Il ne faut pas non plus s’attendre à ce que les pays de l’UE mutualisent les pertes. Si une nouvelle banque devait être renflouée, ce sera à chaque Etat, individuellement, de faire face. Autrement dit, on continue le chacun pour soi. En pratique, pour le moment, cela n’a pas si mal fonctionné, y compris lorsque Fortis ou Dexia ont dû être sauvés dans l’urgence conjointement par plusieurs Etats membres. Mais cela en dit long sur les réticences des grands pays de l’UE à s’engager ensemble pour faire face à la crise. Il y a décidemment un contraste toujours saisissant entre l’unité affichée lors de ces mini-sommets et les politiques menées par chaque gouvernement.

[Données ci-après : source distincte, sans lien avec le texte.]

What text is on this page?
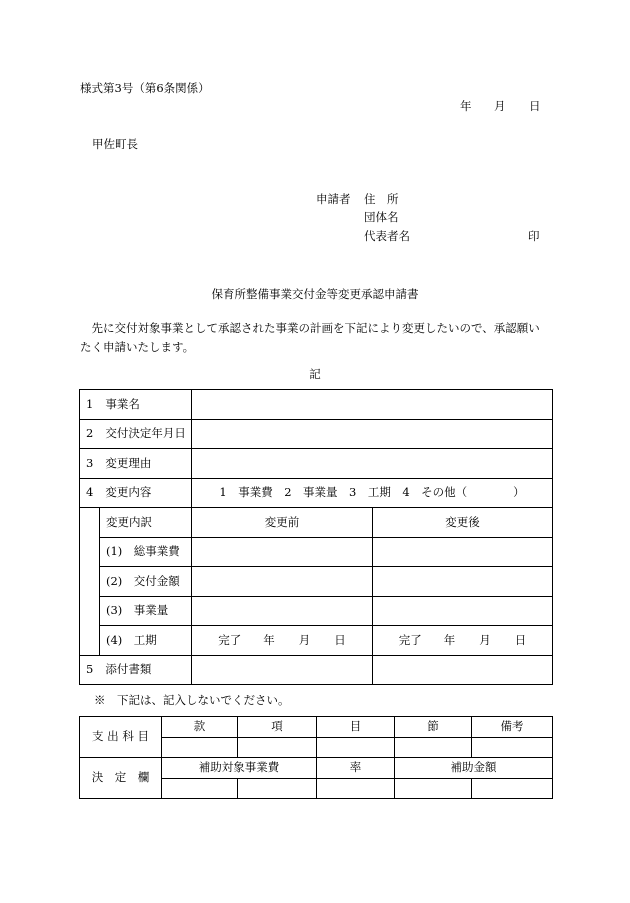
様式第3号（第6条関係）
年 月 日
甲佐町長
申請者 住　所
団体名
代表者名	印
保育所整備事業交付金等変更承認申請書
　先に交付対象事業として承認された事業の計画を下記により変更したいので、承認願い
たく申請いたします。
記
1 事業名			
2 交付決定年月日			
3 変更理由			
4 変更内容		1　事業費　2　事業量　3　工期　4　その他（　　　　）	
	変更内訳	変更前	変更後
	(1)　総事業費		
	(2)　交付金額		
	(3)　事業量		
	(4)　工期	完了 年 月 日	完了 年 月 日
5 添付書類			
※　下記は、記入しないでください。
支 出 科 目	款	項	目	節	備考

決　定　欄	補助対象事業費		率	補助金額	
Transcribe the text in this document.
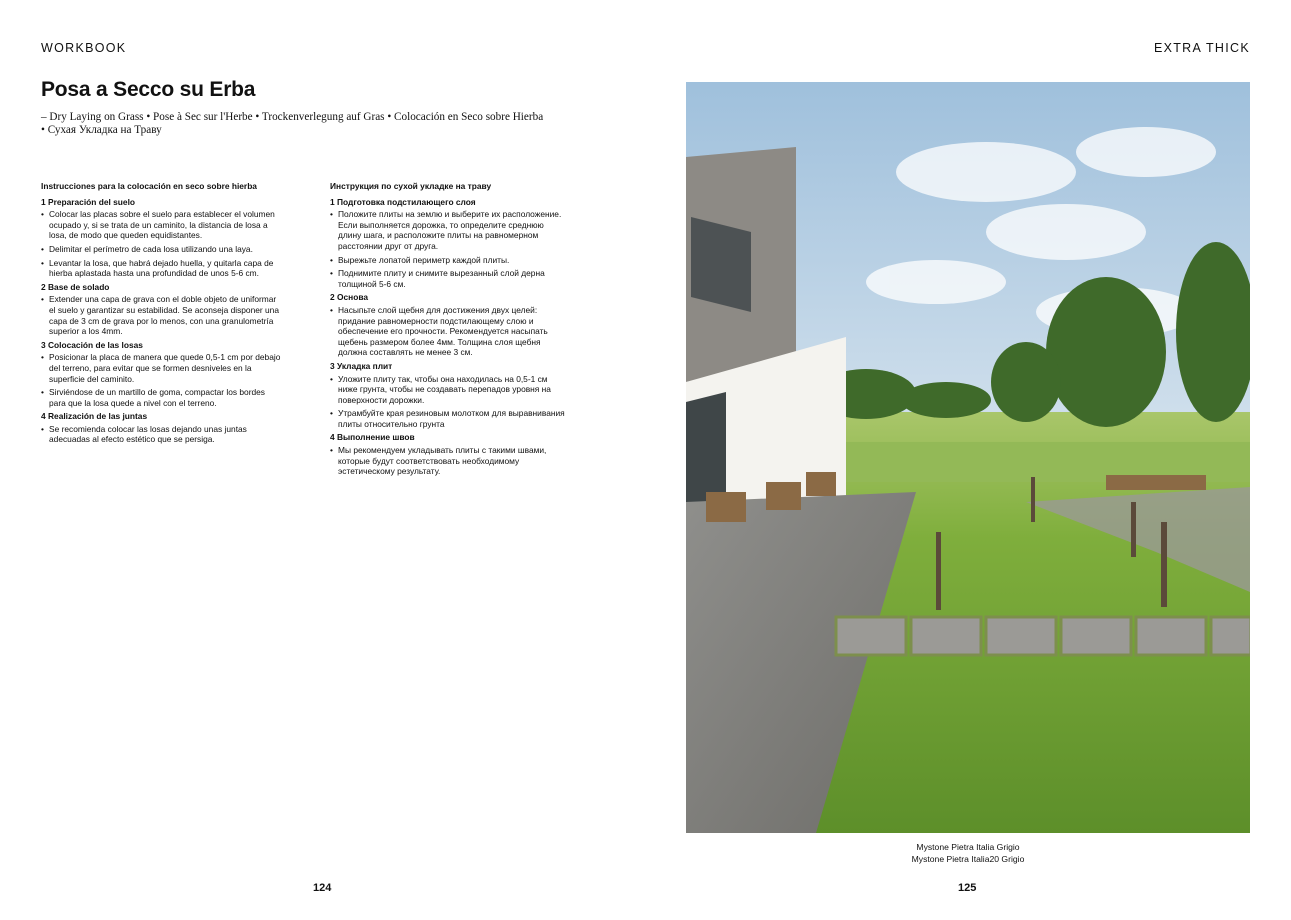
WORKBOOK	EXTRA THICK
Posa a Secco su Erba
– Dry Laying on Grass • Pose à Sec sur l'Herbe • Trockenverlegung auf Gras • Colocación en Seco sobre Hierba
• Сухая Укладка на Траву
Instrucciones para la colocación en seco sobre hierba
1 Preparación del suelo
• Colocar las placas sobre el suelo para establecer el volumen ocupado y, si se trata de un caminito, la distancia de losa a losa, de modo que queden equidistantes.
• Delimitar el perímetro de cada losa utilizando una laya.
• Levantar la losa, que habrá dejado huella, y quitarla capa de hierba aplastada hasta una profundidad de unos 5-6 cm.
2 Base de solado
• Extender una capa de grava con el doble objeto de uniformar el suelo y garantizar su estabilidad. Se aconseja disponer una capa de 3 cm de grava por lo menos, con una granulometría superior a los 4mm.
3 Colocación de las losas
• Posicionar la placa de manera que quede 0,5-1 cm por debajo del terreno, para evitar que se formen desniveles en la superficie del caminito.
• Sirviéndose de un martillo de goma, compactar los bordes para que la losa quede a nivel con el terreno.
4 Realización de las juntas
• Se recomienda colocar las losas dejando unas juntas adecuadas al efecto estético que se persiga.
Инструкция по сухой укладке на траву
1 Подготовка подстилающего слоя
• Положите плиты на землю и выберите их расположение. Если выполняется дорожка, то определите среднюю длину шага, и расположите плиты на равномерном расстоянии друг от друга.
• Вырежьте лопатой периметр каждой плиты.
• Поднимите плиту и снимите вырезанный слой дерна толщиной 5-6 см.
2 Основа
• Насыпьте слой щебня для достижения двух целей: придание равномерности подстилающему слою и обеспечение его прочности. Рекомендуется насыпать щебень размером более 4мм. Толщина слоя щебня должна составлять не менее 3 см.
3 Укладка плит
• Уложите плиту так, чтобы она находилась на 0,5-1 см ниже грунта, чтобы не создавать перепадов уровня на поверхности дорожки.
• Утрамбуйте края резиновым молотком для выравнивания плиты относительно грунта
4 Выполнение швов
• Мы рекомендуем укладывать плиты с такими швами, которые будут соответствовать необходимому эстетическому результату.
Mystone Pietra Italia Grigio
Mystone Pietra Italia20 Grigio
124	125
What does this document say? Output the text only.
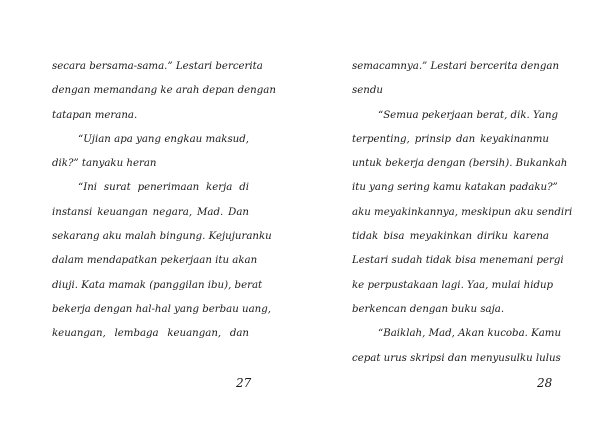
secara bersama-sama.” Lestari bercerita
dengan memandang ke arah depan dengan
tatapan merana.
“Ujian apa yang engkau maksud,
dik?” tanyaku heran
“Ini surat penerimaan kerja di
instansi keuangan negara, Mad. Dan
sekarang aku malah bingung. Kejujuranku
dalam mendapatkan pekerjaan itu akan
diuji. Kata mamak (panggilan ibu), berat
bekerja dengan hal-hal yang berbau uang,
keuangan, lembaga keuangan, dan
27
semacamnya.” Lestari bercerita dengan
sendu
“Semua pekerjaan berat, dik. Yang
terpenting, prinsip dan keyakinanmu
untuk bekerja dengan (bersih). Bukankah
itu yang sering kamu katakan padaku?”
aku meyakinkannya, meskipun aku sendiri
tidak bisa meyakinkan diriku karena
Lestari sudah tidak bisa menemani pergi
ke perpustakaan lagi. Yaa, mulai hidup
berkencan dengan buku saja.
“Baiklah, Mad, Akan kucoba. Kamu
cepat urus skripsi dan menyusulku lulus
28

A ce propos, rappelons qu’il y a encore un an, les places financières de Francfort, Londres ou Paris se livraient ouvertement bataille, avec l’appui de leur gouvernement respectif. Dans chaque pays, la défense de l’industrie financière était un enjeu prioritaire. Cela passait même, dans certains cas, par du dumping règlementaire ou fiscal. Souvenons-nous qu’en France, on se désolait du fait que la Place de Paris ne puisse offrir des salaires suffisamment attractifs ! Depuis, la tonalité a radicalement changé : clairement, aujourd’hui, il ne fait pas bon appeler au développement de cette industrie financière. Pour autant, les chefs d’Etat et de gouvernement n’ont pas oublié que la finance représente en moyenne 3,5 % de l’emploi total dans les pays de l’UE, ni que les places financières de Francfort, Londres ou Paris contribuent directement jusqu’à 10 % de la richesse créée chaque année dans leur région respective. Dans ces conditions, difficile de coopérer pleinement : le malheur des uns fait parfois le bonheur des autres…

On le voit donc avec ce mini-sommet, la concurrence entre les places n’a pas complètement été mise entre parenthèses. En cette période de crise, chaque gouvernement continue de défendre son propre système bancaire et financier. On sait par ailleurs qu’il y a une très forte inertie dans la hiérarchie des places financières. Par exemple, Wall Street a dû longuement patienter avant que la City ne lui cède la première place. En fait, seule une crise majeure peut bouleverser le classement. Il est évidemment trop tôt pour dessiner la géographie financière du XXIe siècle. Mais il est clair que Wall Street a perdu de sa superbe. Cela va-t-il bénéficier à certaines places européennes ? Rien n’est moins sûr. Surtout si les places émergentes d’Asie viennent coiffer tout le monde au poteau.